Almost half of marine retailers responding to a survey reported growth in January, 49 percent, versus 23 percent reporting a decline. This is an improvement over recent months. In December, for instance, 36 percent of retailers said business had increased, compared to 31 percent saying it was down.
“Popular segments continue to grow,” wrote a retailer responding to The Pulse Report, a survey administered by Baird Equity Research in conjunction with the Marine Retailers Association of the Americas and Soundings Trade Only to gauge retail trends on a monthly basis. “Aluminum fish and pontoon boat segments are keeping us going,” he added.
Retailer sentiment about current conditions improved dramatically to 69, versus 54 in December, and the three- to five-year outlook also improved slightly to 56, from 54 last month.

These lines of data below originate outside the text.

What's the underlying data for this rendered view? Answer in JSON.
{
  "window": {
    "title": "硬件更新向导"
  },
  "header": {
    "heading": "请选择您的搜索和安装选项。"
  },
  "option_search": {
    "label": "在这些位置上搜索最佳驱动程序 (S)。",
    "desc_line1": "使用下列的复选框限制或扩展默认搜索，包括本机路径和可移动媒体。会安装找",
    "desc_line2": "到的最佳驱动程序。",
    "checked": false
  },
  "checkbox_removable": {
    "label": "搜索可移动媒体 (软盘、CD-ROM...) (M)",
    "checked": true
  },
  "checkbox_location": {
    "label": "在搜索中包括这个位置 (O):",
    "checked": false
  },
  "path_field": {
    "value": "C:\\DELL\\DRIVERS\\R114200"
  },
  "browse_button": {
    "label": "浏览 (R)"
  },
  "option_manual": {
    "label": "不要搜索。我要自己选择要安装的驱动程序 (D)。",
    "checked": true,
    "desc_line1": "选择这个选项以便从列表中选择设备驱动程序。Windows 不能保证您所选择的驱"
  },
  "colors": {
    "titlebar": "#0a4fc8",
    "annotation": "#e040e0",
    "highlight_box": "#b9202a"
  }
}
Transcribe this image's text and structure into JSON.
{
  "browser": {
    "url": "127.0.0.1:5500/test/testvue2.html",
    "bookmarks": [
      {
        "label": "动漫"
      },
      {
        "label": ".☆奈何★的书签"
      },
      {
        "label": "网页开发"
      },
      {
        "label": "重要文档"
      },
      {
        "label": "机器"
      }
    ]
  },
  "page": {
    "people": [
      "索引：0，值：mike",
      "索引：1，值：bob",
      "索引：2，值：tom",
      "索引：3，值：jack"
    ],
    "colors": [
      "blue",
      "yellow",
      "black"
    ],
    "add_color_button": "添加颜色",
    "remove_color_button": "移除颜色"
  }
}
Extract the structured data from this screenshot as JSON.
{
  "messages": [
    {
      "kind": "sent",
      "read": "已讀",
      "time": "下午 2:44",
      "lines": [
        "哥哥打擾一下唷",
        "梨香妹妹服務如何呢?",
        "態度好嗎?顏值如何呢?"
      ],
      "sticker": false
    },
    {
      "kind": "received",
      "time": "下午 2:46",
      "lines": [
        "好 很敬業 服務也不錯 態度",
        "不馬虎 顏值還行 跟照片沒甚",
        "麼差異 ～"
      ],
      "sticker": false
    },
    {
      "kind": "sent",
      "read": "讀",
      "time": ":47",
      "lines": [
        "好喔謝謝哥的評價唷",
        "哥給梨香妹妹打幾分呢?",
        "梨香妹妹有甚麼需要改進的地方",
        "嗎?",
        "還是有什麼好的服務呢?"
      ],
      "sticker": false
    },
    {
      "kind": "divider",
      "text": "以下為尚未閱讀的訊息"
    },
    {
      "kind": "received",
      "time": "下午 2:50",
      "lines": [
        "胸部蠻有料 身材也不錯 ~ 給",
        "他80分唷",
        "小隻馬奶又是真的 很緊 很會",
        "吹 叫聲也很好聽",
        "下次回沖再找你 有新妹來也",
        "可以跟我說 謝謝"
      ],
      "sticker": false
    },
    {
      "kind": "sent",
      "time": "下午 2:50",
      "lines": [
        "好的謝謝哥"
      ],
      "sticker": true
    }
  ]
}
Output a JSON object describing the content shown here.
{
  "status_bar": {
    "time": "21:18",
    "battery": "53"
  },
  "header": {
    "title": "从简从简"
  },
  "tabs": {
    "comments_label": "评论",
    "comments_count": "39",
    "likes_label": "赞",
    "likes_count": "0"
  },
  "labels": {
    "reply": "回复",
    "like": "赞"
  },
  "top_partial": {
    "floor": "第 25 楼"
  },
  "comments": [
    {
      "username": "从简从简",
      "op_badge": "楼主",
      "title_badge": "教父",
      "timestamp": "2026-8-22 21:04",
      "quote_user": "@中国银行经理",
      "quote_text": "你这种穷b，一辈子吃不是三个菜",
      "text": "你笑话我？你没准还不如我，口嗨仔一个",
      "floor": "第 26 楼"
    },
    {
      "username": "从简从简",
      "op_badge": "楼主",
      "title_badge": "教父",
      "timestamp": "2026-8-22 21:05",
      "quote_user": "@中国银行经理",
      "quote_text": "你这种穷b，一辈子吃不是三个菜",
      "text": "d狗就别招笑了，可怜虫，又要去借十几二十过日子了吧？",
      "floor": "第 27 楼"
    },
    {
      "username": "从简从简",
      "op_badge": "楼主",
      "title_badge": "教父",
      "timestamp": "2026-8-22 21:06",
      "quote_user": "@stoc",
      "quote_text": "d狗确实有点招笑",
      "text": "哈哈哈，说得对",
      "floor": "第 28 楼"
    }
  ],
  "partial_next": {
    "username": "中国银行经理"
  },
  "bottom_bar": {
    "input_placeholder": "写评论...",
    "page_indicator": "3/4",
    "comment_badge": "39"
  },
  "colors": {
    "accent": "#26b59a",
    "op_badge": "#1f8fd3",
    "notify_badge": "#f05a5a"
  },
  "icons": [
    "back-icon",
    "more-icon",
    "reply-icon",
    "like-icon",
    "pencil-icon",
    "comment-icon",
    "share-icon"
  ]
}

Dealers cited innovation, new products, expansion and promotions as tailwinds.
Several commented on strong winter boat show sales and leads, though others said their regional shows had been flat, reiterating market choppiness.
More dealers (55 percent) predicted retail growth than declines (22 percent) in 2020, with the majority saying they expected the industry to increase 2 to 3 percent, followed by those who said they thought it would remain flat with 2019.
Dealers also reported improvements in inventory levels, with 64 percent of the 78 dealer respondents saying inventory was too high and 15 percent reporting that it was too low, according to the survey. Several dealers reported that they felt manufacturers were trying to push new boats on them.
“Boat inventory levels are high, with more coming,” one dealer wrote. “Manufacturers are still out of touch with inventory levels and what makes dealerships successful,” said another.
Government action/inaction seemed to be a drag on business, according to several respondents. “The tax cut has worn thin, the Fed looks to slow increases in its balance sheets, and the out-of-control government spending has to slow at some point,” wrote one dealer. “When all these things come together, the market will most likely pull back. This will have a deflating effect on consumer morale and confidence. Are we positioned to meet the challenges that will present themselves when this occurs?”
Several mentioned the rising prices of boats and the upcoming election year as causes for trepidation.
“Boat manufacturers want to keep shipping new product but are doing little to assist in moving the products sitting at the dealerships,” said one retailer. “Potential boat buyers are being super cautious, especially younger ones with big college debt that needs to be paid off. With the ever-increasing prices on new boats, we are decreasing the next generation of boat buyers to a tiny percentage. Just look what $100,000 buys you in a boat now.”